Search code examples
rbinaryfiles

Is there a way to swap bytes to read binary DEC format?


I have old binary files written in what was called the 'DEC' format. In order to get the correct value for a 4 byte floating point from this format I can do the following:

  1. read the bytes
  2. swap the last two bytes and the first two bytes (swap word 1 and word 2)
  3. use readBin() to convert bytes to numeric
  4. divide this value by 4

I thought there would be a endian option [c('little', 'big', 'swap')] in readBin() that would take care of this but this does not seem to be the case. Here is an example and some code that shows the current workaround.

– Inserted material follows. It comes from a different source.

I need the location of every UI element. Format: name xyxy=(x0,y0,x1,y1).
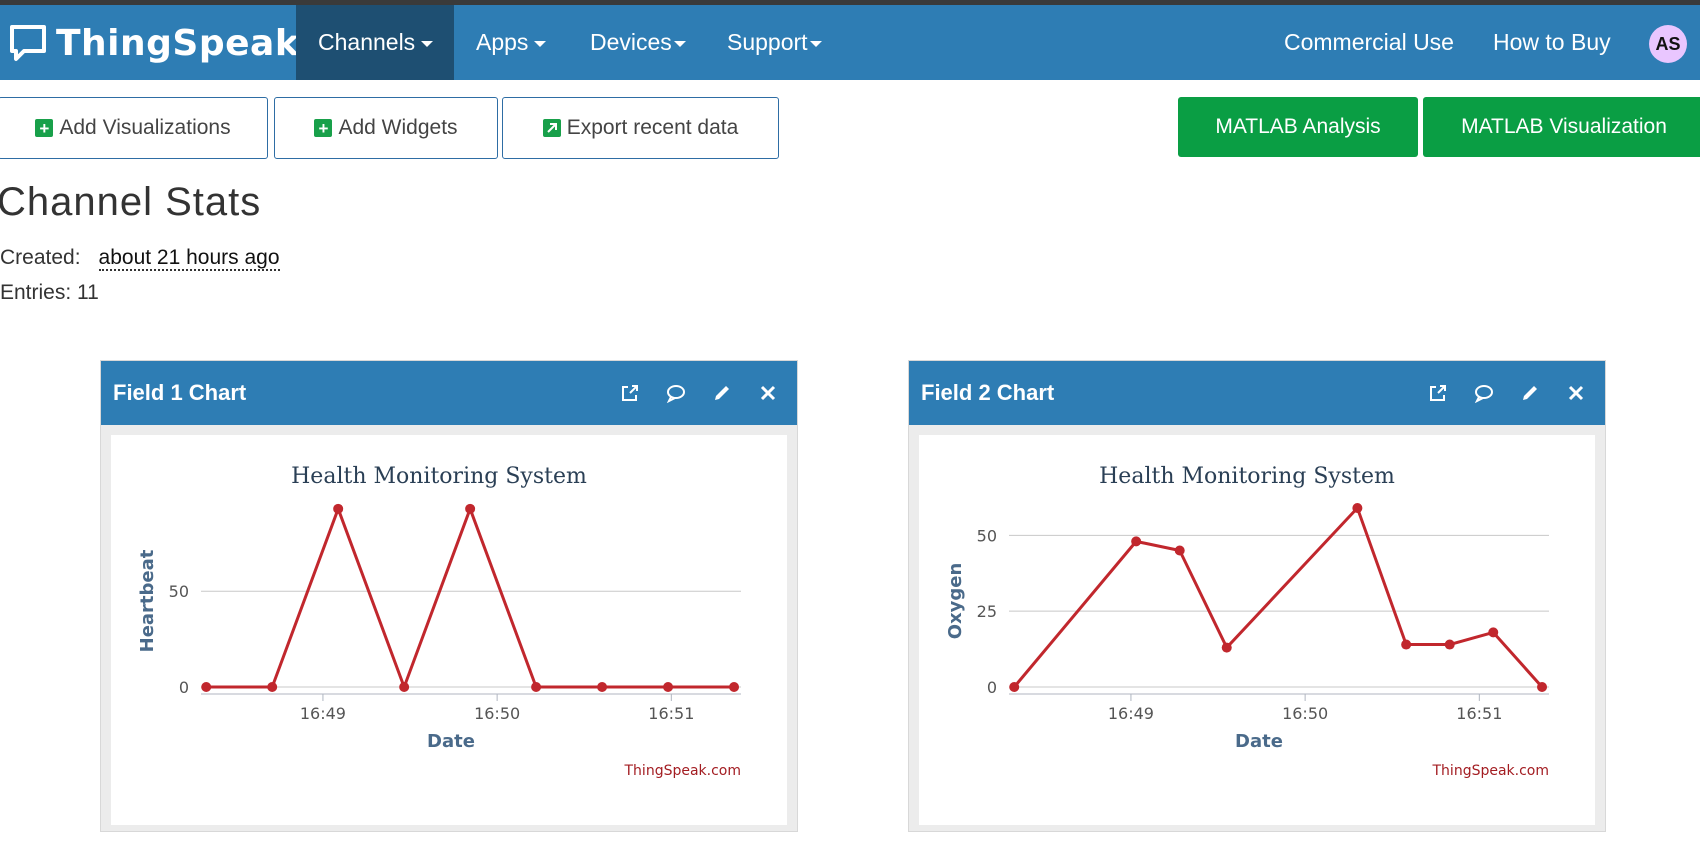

# Start with actual value from sample file:
# 4 bytes representing target value of 1.290
# in practice dec_bytes is read in by readBin(con, raw(), n=4)
dec_bytes <- writeBin(1.290, raw(), size=4)
# Now rearrange bytes swapping words
pc_bytes <- c(dec_bytes[3], dec_bytes[4], dec_bytes[1], dec_bytes[2])
# Now use readBin to give numeric value of bytes
pc_float <- readBin(pc_bytes, numeric(), n=1, size=4)
pc_float 
# [1] 0.5161456
# Now divide by 4 to get the correct answer
pc_float <- pc_float / 4
pc_float 
#[1] 0.1290364

I can obviously create a function to do this as listed above but, the actual the question is: Is there an easier and efficient way to do this? In some C code I either wrote or found about 30 years ago, I used the following function which I can only assume actually worked:

float ConvertDecToFloat(char bytes[4])
{
    char p[4];
    p[0] = bytes[2];
    p[1] = bytes[3];
    p[2] = bytes[0];
    p[3] = bytes[1];
    if (p[0] || p[1] || p[2] || p[3])
        --p[3];          // adjust exponent

    return *(float*)p;
}

So the --p[3] subtracts 1 from the last byte after rearranging which results in the correct answer without having to divide by 4. Not sure if this can be done in R without conversion to integer and back to byte.


Solution

  • Answered by a colleague (thanks to Michael Schwartz). Simple vectorized solution is to create a vector of indicies used to reorganize the byte vector values. I have two working solutions:

    # Test on a vector with 24 bytes, convert to 6 doubles of 4 bytes each
    values <- c(1, 12, 123, 1234, 12345, 123456)
    pc_bytes0 <- writeBin(values, raw(), size = 4)
    
    # Need to shuffle the byte order to reproduce DEC order
    # using same procedure we will use to unshuffle
    
    # Swapping needed to convert from PC to DEC byte order
    # DEC byte 1 -> 3, 2 -> 4, 3 >- 1, 4 -> 2
    byte_adjust <- rep(c(2, 2, -2, -2), 6) 
    # Original index order
    pc_byte_index <- seq(1:24) # original byte order
    # New index order for DEC data storage, add adjustment vector
    dec_byte_index <- pc_byte_index + byte_adjust
    # Now reshuffle the original data using the index to get the DEC order
    dec_bytes <- pc_data[dec_byte_index]
    # This what readBin(raw()) will return from DEC file, 
    # so actual process starts here.
    # Note: To get the true DEC byte array we would have to subtract 01 
    # from the 2nd byte in each 4 byte sequence
    
    # Approach 1, make a long vector of original byte order and another of offsets
    # and add together
    # Data is in DEC sequence, so make vector of original order
    dec_byte_index <- seq(1:24) # original byte index order
    # These are the index offsets needed
    byte_adjust <- rep(c(2, 2, -2, -2), 6)
    # Offset original order by adding 
    pc_byte_index <- dec_byte_index + byte_adjust
    # Apply PC byte order to data
    pc_bytes <- dec_bytes[pc_byte_index]
    # Now the data can by read in the correct order and correction applied
    pc_float <- readBin(pc_bytes, double(), n=6, size=4)
    pc_float 
    #> pc_float 
    #[1]      1     12    123   1234  12345 123456
    
    # Approach 2, use single index, reshape to matrix and apply 
    # index representing desired order of 4 original bytes
    byte_index <- c(3, 4, 1, 2)
    # Convert data to matrix 
    dec_byte_matrix <- matrix(dec_bytes, nrow=4, ncol=6)
    # Use indicies to swap
    pc_bytes <- dec_byte_matrix[index, ]
    # Now compute floats
    pc_float <- readBin(pc_bytes, double(), n=6, size=4)
    #> pc_float 
    #[1]      1     12    123   1234  12345 123456
    

    I tested with microbench and there is no discernable difference in processing time between these two. Note that with original DEC data pc_float needs to be divided by 4 to get the correct answer unless the byte adjustment is done instead.